We know that experiential dining has been big for some time. Yet, at the end of 2022, the New York Times listed experiential eating as a restaurant food trend for 2023. We forgive them for their late-to-the-table arrival. There were, after all, a few weird years interlaced in our last decade.
So, when did experiential dining become a thing? And, more importantly, when did it make the grade as one of the most popular trends?
The History of Experiential Dining
Some suggest that theme restaurants represent the first eateries embracing experiential dining. Credit for the first one goes to Paris Cafes and Cabarets in Montmartre in the late nineteenth century. In the U.S., the 1950s saw the model take off, with Western, Polynesian, and Medieval eateries growing in popularity. In 1945, the Tonga Room & Hurricane Bar, a Polynesian-themed tiki bar in San Francisco, opened. It’s still there, with its large central lagoon, tropical rainstorms, and a band playing island music on a floating thatch-roof boat.

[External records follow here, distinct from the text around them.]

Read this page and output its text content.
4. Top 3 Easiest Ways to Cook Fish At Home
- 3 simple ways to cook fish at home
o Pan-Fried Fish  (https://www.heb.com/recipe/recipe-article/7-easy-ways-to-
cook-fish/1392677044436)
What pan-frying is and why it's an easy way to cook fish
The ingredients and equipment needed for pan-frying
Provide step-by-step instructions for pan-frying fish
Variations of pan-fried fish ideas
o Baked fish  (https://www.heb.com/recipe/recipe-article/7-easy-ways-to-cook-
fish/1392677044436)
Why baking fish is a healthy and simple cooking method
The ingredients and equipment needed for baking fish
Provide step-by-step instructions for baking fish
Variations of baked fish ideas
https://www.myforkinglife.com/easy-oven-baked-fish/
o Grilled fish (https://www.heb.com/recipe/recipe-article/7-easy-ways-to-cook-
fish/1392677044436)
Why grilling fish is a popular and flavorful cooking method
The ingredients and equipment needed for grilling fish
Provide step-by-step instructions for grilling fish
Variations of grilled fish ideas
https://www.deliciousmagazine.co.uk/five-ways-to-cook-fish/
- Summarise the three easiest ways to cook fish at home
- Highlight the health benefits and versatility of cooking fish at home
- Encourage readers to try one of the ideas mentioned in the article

Not every themed restaurant has stood the test of time, with many going by the wayside thanks to a strong emphasis on theme and a lack of focus on food and beverages. For more than 40 years, the pink Mexican restaurant called Casa Bonita served the Denver Metro area. Defined as eatertainment, the 52,000 square foot restaurant seated over 1,000 guests who took in the 30-foot waterfall, cliff divers, stage shows, mariachi bands, sword fighters, and musicians. The food, however, was mass-produced. When it fell on hard times, the creators of South Park, Trey Parker and Matt Stone, wouldn’t let it die, investing over $40 million to restore the iconic brand.

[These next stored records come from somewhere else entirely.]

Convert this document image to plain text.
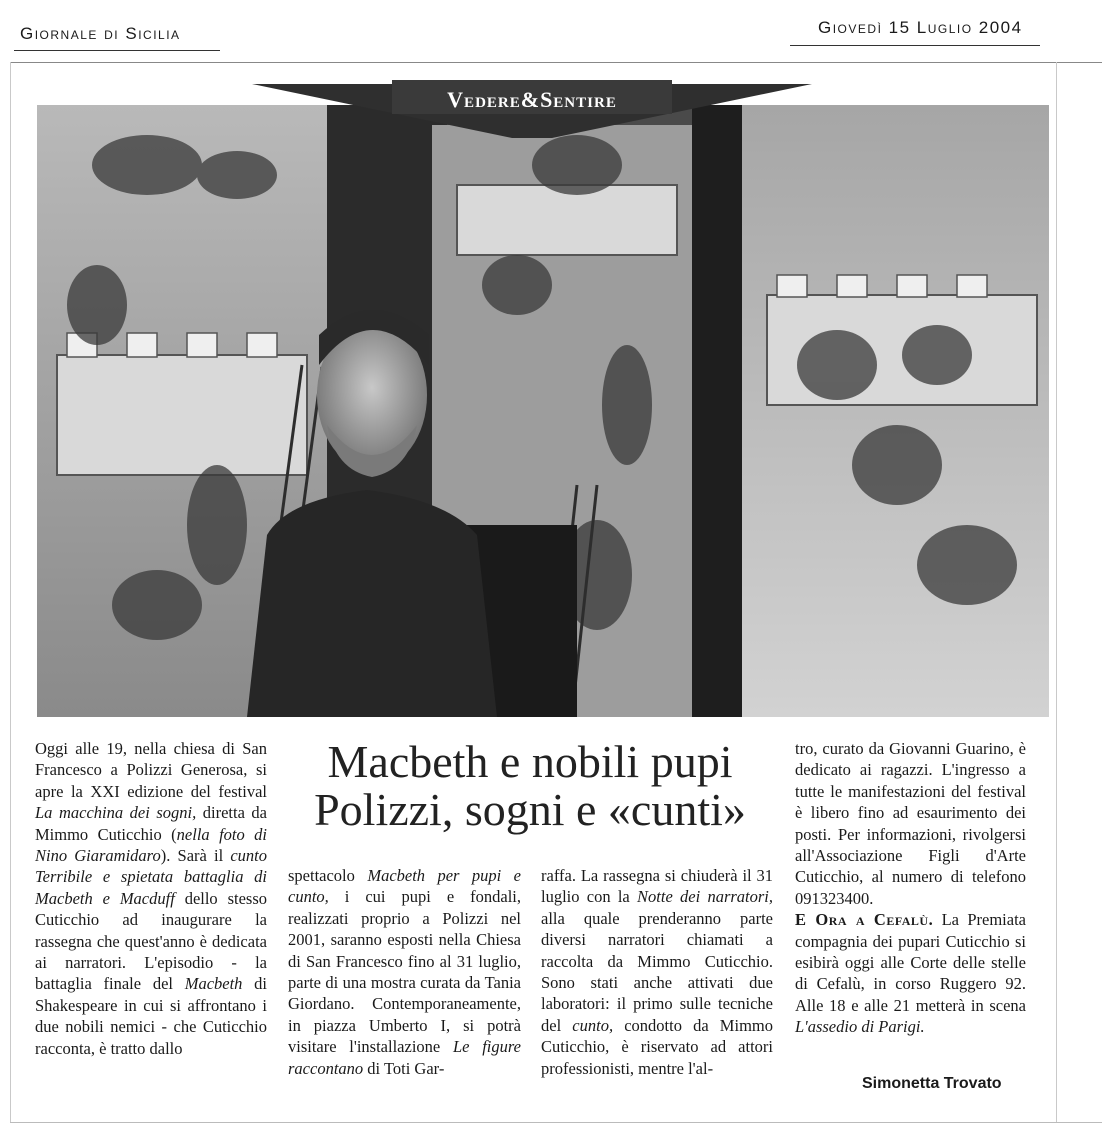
Giornale di Sicilia	Giovedì 15 Luglio 2004
Vedere&Sentire
Macbeth e nobili pupi
Polizzi, sogni e «cunti»

Oggi alle 19, nella chiesa di San Francesco a Polizzi Generosa, si apre la XXI edizione del festival La macchina dei sogni, diretta da Mimmo Cuticchio (nella foto di Nino Giaramidaro). Sarà il cunto Terribile e spietata battaglia di Macbeth e Macduff dello stesso Cuticchio ad inaugurare la rassegna che quest'anno è dedicata ai narratori. L'episodio - la battaglia finale del Macbeth di Shakespeare in cui si affrontano i due nobili nemici - che Cuticchio racconta, è tratto dallo

spettacolo Macbeth per pupi e cunto, i cui pupi e fondali, realizzati proprio a Polizzi nel 2001, saranno esposti nella Chiesa di San Francesco fino al 31 luglio, parte di una mostra curata da Tania Giordano. Contemporaneamente, in piazza Umberto I, si potrà visitare l'installazione Le figure raccontano di Toti Gar-

raffa. La rassegna si chiuderà il 31 luglio con la Notte dei narratori, alla quale prenderanno parte diversi narratori chiamati a raccolta da Mimmo Cuticchio. Sono stati anche attivati due laboratori: il primo sulle tecniche del cunto, condotto da Mimmo Cuticchio, è riservato ad attori professionisti, mentre l'al-

tro, curato da Giovanni Guarino, è dedicato ai ragazzi. L'ingresso a tutte le manifestazioni del festival è libero fino ad esaurimento dei posti. Per informazioni, rivolgersi all'Associazione Figli d'Arte Cuticchio, al numero di telefono 091323400.

E Ora a Cefalù. La Premiata compagnia dei pupari Cuticchio si esibirà oggi alle Corte delle stelle di Cefalù, in corso Ruggero 92. Alle 18 e alle 21 metterà in scena L'assedio di Parigi.

Simonetta Trovato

Experiential Turns to Social Entertainment
Experiential dining was, initially, an observer’s game—watching the scene unfold as you dined on somewhat bland food. Today, entertainment is about engagement, competitive social entertainment, global food offerings, and signature beverages. One of the leaders in this segment, Adam Breeden, created or co-founded companies like F1 Arcade, Puttshack, Flight Club, Bounce, All Star Lanes, and Hijingo, innovative brands that combine sports and technology.
On to the Extreme Restaurants of Tomorrow
Of course, the restaurant industry has never been one for accepting boundaries. Today, it’s about the highest, lowest, or most extreme multi-sensory experience possible.

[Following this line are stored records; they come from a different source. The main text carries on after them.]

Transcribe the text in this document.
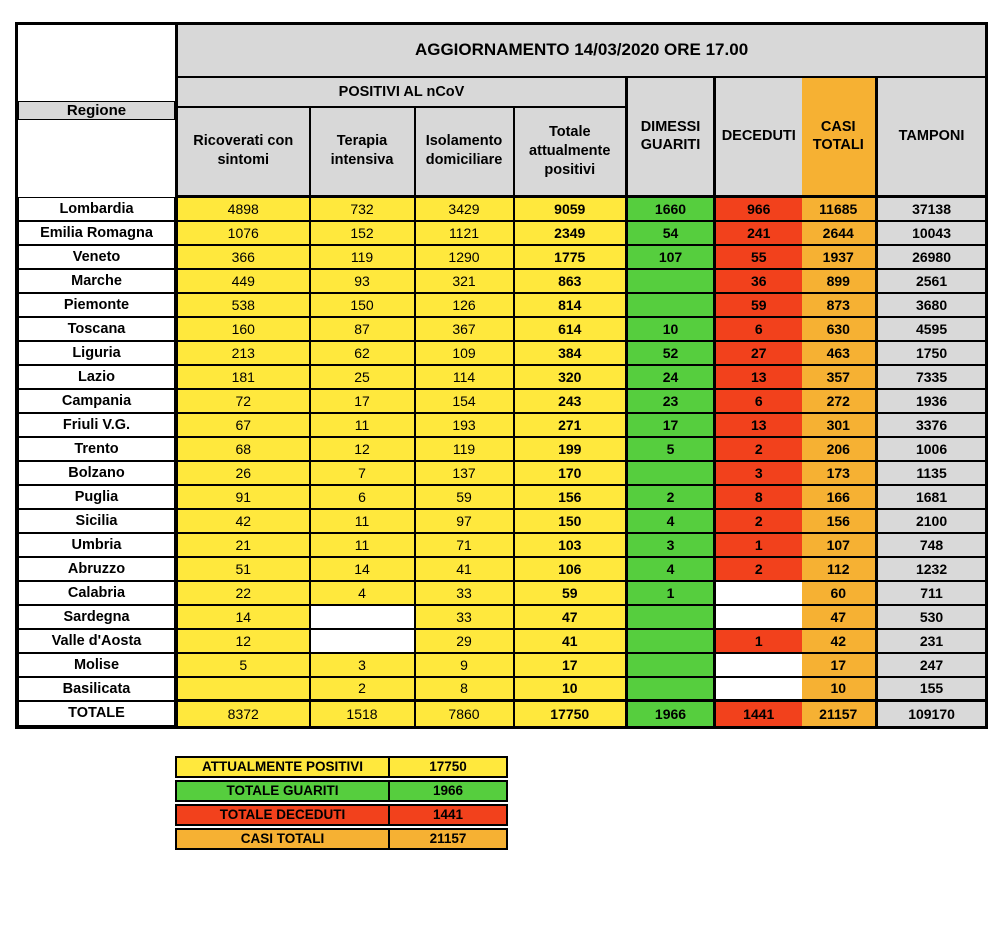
Regione	AGGIORNAMENTO 14/03/2020 ORE 17.00							
	POSITIVI AL nCoV				DIMESSI GUARITI	DECEDUTI	CASI TOTALI	TAMPONI
	Ricoverati con sintomi	Terapia intensiva	Isolamento domiciliare	Totale attualmente positivi				

Lombardia	4898	732	3429	9059	1660	966	11685	37138

Emilia Romagna	1076	152	1121	2349	54	241	2644	10043

Veneto	366	119	1290	1775	107	55	1937	26980

Marche	449	93	321	863		36	899	2561

Piemonte	538	150	126	814		59	873	3680

Toscana	160	87	367	614	10	6	630	4595

Liguria	213	62	109	384	52	27	463	1750

Lazio	181	25	114	320	24	13	357	7335

Campania	72	17	154	243	23	6	272	1936

Friuli V.G.	67	11	193	271	17	13	301	3376

Trento	68	12	119	199	5	2	206	1006

Bolzano	26	7	137	170		3	173	1135

Puglia	91	6	59	156	2	8	166	1681

Sicilia	42	11	97	150	4	2	156	2100

Umbria	21	11	71	103	3	1	107	748

Abruzzo	51	14	41	106	4	2	112	1232

Calabria	22	4	33	59	1		60	711

Sardegna	14		33	47			47	530

Valle d'Aosta	12		29	41		1	42	231

Molise	5	3	9	17			17	247

Basilicata		2	8	10			10	155

TOTALE	8372	1518	7860	17750	1966	1441	21157	109170
ATTUALMENTE POSITIVI	17750
TOTALE GUARITI	1966
TOTALE DECEDUTI	1441
CASI TOTALI	21157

Officially named the highest restaurant in a building by Guinness World Records is Heavenly Jin, an open-kitchen concept with floor-to-ceiling windows on the 120th floor of the J Hotel Shanghai Tower. In the U.S., that title goes to Il Rifugio, a European-style bistro at the summit of Colorado’s Arapahoe Basin ski area. Looking for the lowest restaurant? It would be hard to beat Ithaa, a restaurant found 16 feet under the ocean in the Maldives.
Care for some other extremes? How about dining in an igloo in Antarctica? Whichaway sits on the shores of a freshwater lake, a place where you’ll enjoy the company of more Emperor penguins than people. It’s a world that offers ice climbing, ice tunnels, and scaling a blue-ice glacier. Gourmet meals are prepared by your private chef.
Too cold? How about a diamond-shaped bar suspended over Dashbashi Canyon near Tbilisi in Southern Georgia? The bar is suspended over the canyon by a 787-foot glass bridge. The $40 million project (approximately) also offers zip lines, cliff swings, and guest suites. The goal: extreme, exciting, and unforgettable.
Elevating Your Restaurant Through Creativity and Innovation
The primary question many in the restaurant industry are asking themselves is, “How do I set myself apart from the competition?” While we may not all have the desire (or funding) to open a restaurant 16 feet under the sea or in the coldest place on earth, creating a memorable experience is in our wheelhouse.
How can I make my restaurant more fun?
First, remember to always stick to your brand and concept when adding entertainment and other events. Then, consider some top restaurant entertainment strategies, including live music, themed menu nights, trivia nights, wine and whiskey tastings, special planned events, and chef and bartender demonstrations.
How can I expand my small restaurant business?
While it may not be the right time to add additional locations, you can start with smaller expansion plans. These may include launching a pop-up, starting a food truck, creating a virtual brand, and adding additional revenue streams. F&B Insights’ Menu Monetization, a system that creates an additional revenue stream through supplier relations, offers a good starting place.